Pontevedra is a city in the northwest of Spain. It has been internationally recognized for its efforts in promoting healthy life among its citizens. Others cities in the world copy its actions at urban planning to improve life quality by the process in which if an intervention works in one place, it is about to be successful in another one. But how has it been acknowledged towards sustainable mobility?

Miguel Anxo Fernández Lores has been its mayor since 1999. At the begging, he put his hands on his head as 14,000 cars passed along some streets while much less neighbors lived on them. He had in mind ending with this nonsense. Today, Pontevedra is one of the quiet cities in the noisy Spain.

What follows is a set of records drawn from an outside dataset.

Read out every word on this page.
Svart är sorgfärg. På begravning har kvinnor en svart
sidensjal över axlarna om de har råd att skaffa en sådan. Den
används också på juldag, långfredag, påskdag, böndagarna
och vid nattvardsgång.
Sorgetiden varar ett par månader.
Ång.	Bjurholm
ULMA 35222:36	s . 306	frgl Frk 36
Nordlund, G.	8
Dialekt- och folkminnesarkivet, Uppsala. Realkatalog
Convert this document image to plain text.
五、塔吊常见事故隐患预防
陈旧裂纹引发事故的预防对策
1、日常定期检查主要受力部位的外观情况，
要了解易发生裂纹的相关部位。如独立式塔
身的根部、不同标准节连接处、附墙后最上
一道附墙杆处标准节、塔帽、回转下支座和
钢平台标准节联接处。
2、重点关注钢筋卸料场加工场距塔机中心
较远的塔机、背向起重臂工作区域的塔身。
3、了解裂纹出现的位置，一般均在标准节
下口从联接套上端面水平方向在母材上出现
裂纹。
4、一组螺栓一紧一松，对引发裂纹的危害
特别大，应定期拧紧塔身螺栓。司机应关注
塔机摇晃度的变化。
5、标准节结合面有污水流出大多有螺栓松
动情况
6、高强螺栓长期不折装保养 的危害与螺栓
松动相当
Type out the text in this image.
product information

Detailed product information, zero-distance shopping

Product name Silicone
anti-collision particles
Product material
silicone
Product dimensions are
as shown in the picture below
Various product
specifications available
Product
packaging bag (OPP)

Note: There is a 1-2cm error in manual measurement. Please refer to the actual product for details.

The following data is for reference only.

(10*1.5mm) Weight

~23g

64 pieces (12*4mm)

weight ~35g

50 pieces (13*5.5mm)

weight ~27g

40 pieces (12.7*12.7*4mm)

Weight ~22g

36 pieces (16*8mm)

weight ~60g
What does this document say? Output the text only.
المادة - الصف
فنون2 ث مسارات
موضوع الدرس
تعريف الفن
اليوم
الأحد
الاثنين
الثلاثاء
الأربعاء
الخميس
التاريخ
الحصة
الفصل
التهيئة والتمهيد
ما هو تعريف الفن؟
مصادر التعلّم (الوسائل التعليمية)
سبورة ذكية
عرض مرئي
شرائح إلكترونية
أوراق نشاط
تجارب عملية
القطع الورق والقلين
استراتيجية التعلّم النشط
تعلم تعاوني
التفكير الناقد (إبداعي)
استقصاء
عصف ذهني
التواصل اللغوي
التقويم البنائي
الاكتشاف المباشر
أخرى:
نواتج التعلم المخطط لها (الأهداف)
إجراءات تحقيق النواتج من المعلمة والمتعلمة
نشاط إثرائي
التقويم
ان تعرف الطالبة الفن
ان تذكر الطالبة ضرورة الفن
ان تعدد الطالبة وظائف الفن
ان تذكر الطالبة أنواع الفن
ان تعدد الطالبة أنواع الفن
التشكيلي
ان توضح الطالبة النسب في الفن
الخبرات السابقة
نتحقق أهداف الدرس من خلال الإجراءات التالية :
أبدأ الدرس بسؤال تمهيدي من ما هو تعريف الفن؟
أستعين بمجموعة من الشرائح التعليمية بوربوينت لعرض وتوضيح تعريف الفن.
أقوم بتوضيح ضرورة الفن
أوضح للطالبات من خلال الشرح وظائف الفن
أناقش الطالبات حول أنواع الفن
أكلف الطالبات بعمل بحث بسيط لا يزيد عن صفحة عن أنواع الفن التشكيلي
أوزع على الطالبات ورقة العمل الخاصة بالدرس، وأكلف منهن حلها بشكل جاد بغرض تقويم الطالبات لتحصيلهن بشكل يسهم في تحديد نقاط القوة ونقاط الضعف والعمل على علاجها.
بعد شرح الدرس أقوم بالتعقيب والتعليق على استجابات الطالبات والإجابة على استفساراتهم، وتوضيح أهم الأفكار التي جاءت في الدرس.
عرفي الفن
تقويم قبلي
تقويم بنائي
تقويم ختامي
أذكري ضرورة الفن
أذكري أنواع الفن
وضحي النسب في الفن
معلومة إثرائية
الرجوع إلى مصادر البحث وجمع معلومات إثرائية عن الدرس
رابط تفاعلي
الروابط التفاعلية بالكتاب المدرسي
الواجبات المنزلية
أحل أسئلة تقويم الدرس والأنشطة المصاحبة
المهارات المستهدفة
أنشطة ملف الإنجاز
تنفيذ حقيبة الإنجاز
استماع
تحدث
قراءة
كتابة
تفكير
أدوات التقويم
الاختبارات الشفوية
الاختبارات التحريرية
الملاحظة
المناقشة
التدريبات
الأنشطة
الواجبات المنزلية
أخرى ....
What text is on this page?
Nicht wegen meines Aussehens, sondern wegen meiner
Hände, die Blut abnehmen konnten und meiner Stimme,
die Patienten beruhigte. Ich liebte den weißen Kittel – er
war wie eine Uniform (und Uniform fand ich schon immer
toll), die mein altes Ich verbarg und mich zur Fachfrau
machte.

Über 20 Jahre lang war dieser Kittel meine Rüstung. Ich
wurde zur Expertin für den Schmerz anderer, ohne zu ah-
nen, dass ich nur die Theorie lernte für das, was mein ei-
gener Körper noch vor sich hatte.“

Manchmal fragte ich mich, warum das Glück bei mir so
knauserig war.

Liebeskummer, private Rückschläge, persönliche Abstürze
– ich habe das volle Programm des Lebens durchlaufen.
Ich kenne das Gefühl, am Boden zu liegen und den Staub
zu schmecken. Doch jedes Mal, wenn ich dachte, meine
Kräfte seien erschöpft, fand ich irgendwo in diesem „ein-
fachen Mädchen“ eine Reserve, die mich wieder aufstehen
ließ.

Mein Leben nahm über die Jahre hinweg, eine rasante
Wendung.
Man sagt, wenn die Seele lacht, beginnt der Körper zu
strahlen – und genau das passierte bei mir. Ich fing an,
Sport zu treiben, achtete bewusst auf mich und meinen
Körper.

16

In this time, he has transformed the city by following a simple and powerful idea: Owing a car does not give you the right to occupy the public space. This philosophy confronts to what has been the dominant model in cities: Throwing out children and senior citizens from streets because of cars. At the beginning pedestrianized all the medieval center (300,000 squared meters). This allowed natives and tourists enjoying so vast area. They realized people looking for a place to park caused the most congestion, thus stopped cars crossing the city and got rid of street parking. They incorporated other actions like extending the car-free zone from the old city to the 18th- century area, substituted traffic lights by roundabouts and traffic calming areas by reducing the speed limit to 30 km/h.

An interesting and copied idea was the launch of the Metrominuto. The Metrominuto is a map centered in the aesthetics of metros maps, which marks the pedestrian distances between the most important points of the city and the time it takes to travel them:

Metrominuto

Thanks to this beneficial interventions nobody has died in car accident in the city since 2009, whereas 30 people died from 1996 to 2006. CO2 emissions reduced 70%. Almost three-quarters of car journeys are made on foot or by bike. Withholding planning permission for big shopping centers protected small business. The works were exclusively financed locally and received no aid from regional or central government.

To sump up, motivated leaders with the unique target of benefit society and a sustainable mobility vision is what cities need.